Je continue de parler de bandes dessinées lues récemment (merci la bibliothèque), même si j’ai conscience de ne rien apporter à de nombreux autres avis, tout ceci, encore une fois, dans le but de combattre le mal du siècle: la flemme. La chronique de Loïc Massaïa sur du9 est bien plus intéressante et moins enthousiaste.
Sous le titre curieux de Pachyderme se cache un album cartonné en 90 pages couleurs, édité par Gallimard, et surtout écrit et dessiné par le Frederik Peeters. Depuis Pilules Bleues et Lupus, je n’avais pas relu de bandes dessinées de ce talentueux auteur suisse, et depuis, pas mal de choses sont sorties. Je viens de lire, il y a peu, les deux tomes sortis de la superbe série de science fiction Aâma, mais je m’intéresse beaucoup au Château de sable, en collaboration avec Pierre Oscar Lévy, et surtout, j’étais très intriguée par Pachyderme. Déjà la couverture en apesanteur, mais aussi le titre, très étrange, et surtout, sa réputation lynchienne m’a séduite…
L’histoire se déroule dans la Suisse romande en 1951. On suit une femme, Carice, qui tente de se rendre à l’hôpital afin de voir son mari qui a eu un accident de la route. Malheureusement pour elle, un accident de la route l’empêche de rejoindre son mari: un éléphant sur la voie. De ce fait, elle se rend elle-même à l’hôpital où elle va vivre des choses pour le moins étranges.
Après avoir lu Lupus et Pilules Bleues, je ne m’attendais pas à lire un récit de ce type qui rend parano, un récit où on se demande où est la part de réalité et la part de rêve. C’est vrai, même dans Lupus, un titre de science fiction (ou plutôt, dans un univers de science fiction), Peeters revient toujours aux personnages, tout en introspection. Et même si Aâma est un peu le blockbuster de science fiction de Peeters, dans lequel il se lâche graphiquement, où il y a de l’action, de l’aventure et du mystère, le naturel revient au galop: cet amour de créer des personnages qui ont une épaisseur, un passé, des comptes à régler avec eux-mêmes et leur famille.

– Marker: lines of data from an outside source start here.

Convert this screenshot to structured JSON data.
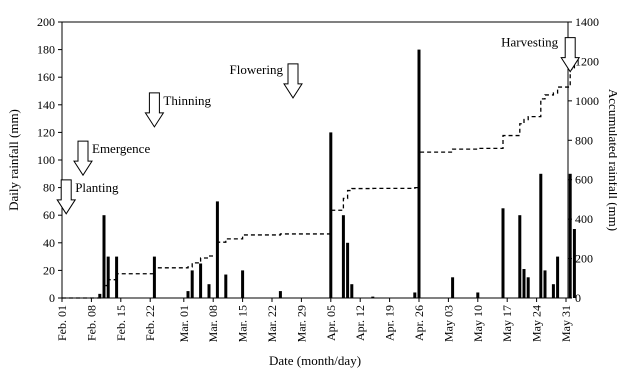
{
  "chart_data": {
    "type": "bar+line",
    "xlabel": "Date (month/day)",
    "ylabel_left": "Daily rainfall (mm)",
    "ylabel_right": "Accumulated rainfall (mm)",
    "ylim_left": [
      0,
      200
    ],
    "ylim_right": [
      0,
      1400
    ],
    "yticks_left": [
      0,
      20,
      40,
      60,
      80,
      100,
      120,
      140,
      160,
      180,
      200
    ],
    "yticks_right": [
      0,
      200,
      400,
      600,
      800,
      1000,
      1200,
      1400
    ],
    "xrange_days": [
      "Feb. 01",
      "Jun. 01"
    ],
    "xticks": [
      {
        "label": "Feb. 01",
        "date": "2020-02-01"
      },
      {
        "label": "Feb. 08",
        "date": "2020-02-08"
      },
      {
        "label": "Feb. 15",
        "date": "2020-02-15"
      },
      {
        "label": "Feb. 22",
        "date": "2020-02-22"
      },
      {
        "label": "Mar. 01",
        "date": "2020-03-01"
      },
      {
        "label": "Mar. 08",
        "date": "2020-03-08"
      },
      {
        "label": "Mar. 15",
        "date": "2020-03-15"
      },
      {
        "label": "Mar. 22",
        "date": "2020-03-22"
      },
      {
        "label": "Mar. 29",
        "date": "2020-03-29"
      },
      {
        "label": "Apr. 05",
        "date": "2020-04-05"
      },
      {
        "label": "Apr. 12",
        "date": "2020-04-12"
      },
      {
        "label": "Apr. 19",
        "date": "2020-04-19"
      },
      {
        "label": "Apr. 26",
        "date": "2020-04-26"
      },
      {
        "label": "May 03",
        "date": "2020-05-03"
      },
      {
        "label": "May 10",
        "date": "2020-05-10"
      },
      {
        "label": "May 17",
        "date": "2020-05-17"
      },
      {
        "label": "May 24",
        "date": "2020-05-24"
      },
      {
        "label": "May 31",
        "date": "2020-05-31"
      }
    ],
    "series": [
      {
        "type": "bar",
        "axis": "left",
        "color": "#000000",
        "points": [
          {
            "date": "2020-02-10",
            "value": 3
          },
          {
            "date": "2020-02-11",
            "value": 60
          },
          {
            "date": "2020-02-12",
            "value": 30
          },
          {
            "date": "2020-02-14",
            "value": 30
          },
          {
            "date": "2020-02-23",
            "value": 30
          },
          {
            "date": "2020-03-02",
            "value": 5
          },
          {
            "date": "2020-03-03",
            "value": 20
          },
          {
            "date": "2020-03-05",
            "value": 25
          },
          {
            "date": "2020-03-07",
            "value": 10
          },
          {
            "date": "2020-03-09",
            "value": 70
          },
          {
            "date": "2020-03-11",
            "value": 17
          },
          {
            "date": "2020-03-15",
            "value": 20
          },
          {
            "date": "2020-03-24",
            "value": 5
          },
          {
            "date": "2020-04-05",
            "value": 120
          },
          {
            "date": "2020-04-08",
            "value": 60
          },
          {
            "date": "2020-04-09",
            "value": 40
          },
          {
            "date": "2020-04-10",
            "value": 10
          },
          {
            "date": "2020-04-15",
            "value": 1
          },
          {
            "date": "2020-04-25",
            "value": 4
          },
          {
            "date": "2020-04-26",
            "value": 180
          },
          {
            "date": "2020-05-04",
            "value": 15
          },
          {
            "date": "2020-05-10",
            "value": 4
          },
          {
            "date": "2020-05-16",
            "value": 65
          },
          {
            "date": "2020-05-20",
            "value": 60
          },
          {
            "date": "2020-05-21",
            "value": 21
          },
          {
            "date": "2020-05-22",
            "value": 15
          },
          {
            "date": "2020-05-25",
            "value": 90
          },
          {
            "date": "2020-05-26",
            "value": 20
          },
          {
            "date": "2020-05-28",
            "value": 10
          },
          {
            "date": "2020-05-29",
            "value": 30
          },
          {
            "date": "2020-06-01",
            "value": 90
          },
          {
            "date": "2020-06-02",
            "value": 50
          }
        ]
      },
      {
        "type": "line",
        "axis": "right",
        "style": "dashed",
        "color": "#000000",
        "step": true,
        "points": [
          {
            "date": "2020-02-01",
            "value": 0
          },
          {
            "date": "2020-02-10",
            "value": 0
          },
          {
            "date": "2020-02-11",
            "value": 63
          },
          {
            "date": "2020-02-12",
            "value": 93
          },
          {
            "date": "2020-02-14",
            "value": 123
          },
          {
            "date": "2020-02-23",
            "value": 153
          },
          {
            "date": "2020-03-02",
            "value": 158
          },
          {
            "date": "2020-03-03",
            "value": 178
          },
          {
            "date": "2020-03-05",
            "value": 203
          },
          {
            "date": "2020-03-07",
            "value": 213
          },
          {
            "date": "2020-03-09",
            "value": 283
          },
          {
            "date": "2020-03-11",
            "value": 300
          },
          {
            "date": "2020-03-15",
            "value": 320
          },
          {
            "date": "2020-03-24",
            "value": 325
          },
          {
            "date": "2020-04-05",
            "value": 445
          },
          {
            "date": "2020-04-08",
            "value": 505
          },
          {
            "date": "2020-04-09",
            "value": 545
          },
          {
            "date": "2020-04-10",
            "value": 555
          },
          {
            "date": "2020-04-15",
            "value": 556
          },
          {
            "date": "2020-04-25",
            "value": 560
          },
          {
            "date": "2020-04-26",
            "value": 740
          },
          {
            "date": "2020-05-04",
            "value": 755
          },
          {
            "date": "2020-05-10",
            "value": 759
          },
          {
            "date": "2020-05-16",
            "value": 824
          },
          {
            "date": "2020-05-20",
            "value": 884
          },
          {
            "date": "2020-05-21",
            "value": 905
          },
          {
            "date": "2020-05-22",
            "value": 920
          },
          {
            "date": "2020-05-25",
            "value": 1010
          },
          {
            "date": "2020-05-26",
            "value": 1030
          },
          {
            "date": "2020-05-28",
            "value": 1040
          },
          {
            "date": "2020-05-29",
            "value": 1070
          },
          {
            "date": "2020-06-01",
            "value": 1160
          },
          {
            "date": "2020-06-02",
            "value": 1210
          }
        ]
      }
    ],
    "annotations": [
      {
        "label": "Planting",
        "date": "2020-02-02",
        "y": 61
      },
      {
        "label": "Emergence",
        "date": "2020-02-06",
        "y": 89
      },
      {
        "label": "Thinning",
        "date": "2020-02-23",
        "y": 124
      },
      {
        "label": "Flowering",
        "date": "2020-03-27",
        "y": 145
      },
      {
        "label": "Harvesting",
        "date": "2020-06-01",
        "y": 164
      }
    ]
  }
}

Dans Pachyderme, c’est avant tout l’étrange qui domine, on se sent aussi paumé que l’héroïne, Carice, sans jamais trop savoir où le récit va nous emmener. L’univers d’après-guerre dans une Suisse qui aurait été neutre donne une saveur particulière à l’histoire, avec les tenues mais aussi les voitures, les objets qui entourent les personnages mais aussi une histoire d’espionnage avec l’URSS. Le mélange entre rêve étrange et années 50 forme donc un cocktail réussi. Je reste très admirative devant le dessin de Peeters, absolument génial, ainsi que par la coloration, restituant encore mieux l’ambiance oppressante du récit (oppression aussi rendue par les couloirs interminables de l’hôpital). Les éléments étranges et variés interviennent dans l’histoire, le passage avec les bébés en pleine forêt ma rappelé Charles Burns. Les scènes s’enchaînent et semblent sans continuité, sans sens, mais le tout se rejoint pour un twist final.
Le twist final, d’ailleurs, ne surprend pas vraiment. Je me doutais plus ou moins qu’il s’agissait de cela. Et même dans cette histoire qui semble sans dessus dessous, Peeters revient au réel par la vie de Carice, dont des bribres sont livrées. Une femme qui semble s’ennuyer, dans une vie bourgeoise, en pleine impasse et questionnements sur sa vie. Peeters ne se lâche donc pas complètement dans l’irrationnel et une explication nous est donnée à la fin du récit. Cependant, certains éléments restent encore sombres pour ma part, notamment cette dernière page. Réalité, fantasme? Les passages à la morgue retiennent encore mon attention.
Un récit intriguant, étrange, mais toujours ancré dans le réel. J’aime beaucoup ce type de récit faisant penser à un Mullholand Drive, où la réalité est floue. Mais le fameux twist est finalement assez prévisible, ce que j’ai trouvé un peu dommage. Dans un genre encore plus étrange, avec des créatures vraiment bizarres et où on se demande pourquoi le héros s’est embarqué dedans (et comment…), j’aime beaucoup Comme un gant de velours pris dans la fonte de Daniel Clowes. Avec tout ça, j’ai très envie de m’embarquer pour Le Château de sable, et je suis très heureuse de redécouvrir Frederik Peeters. Son Aâma est vraiment génial (la suite, la suite!!! Oui je suis hors-sujet).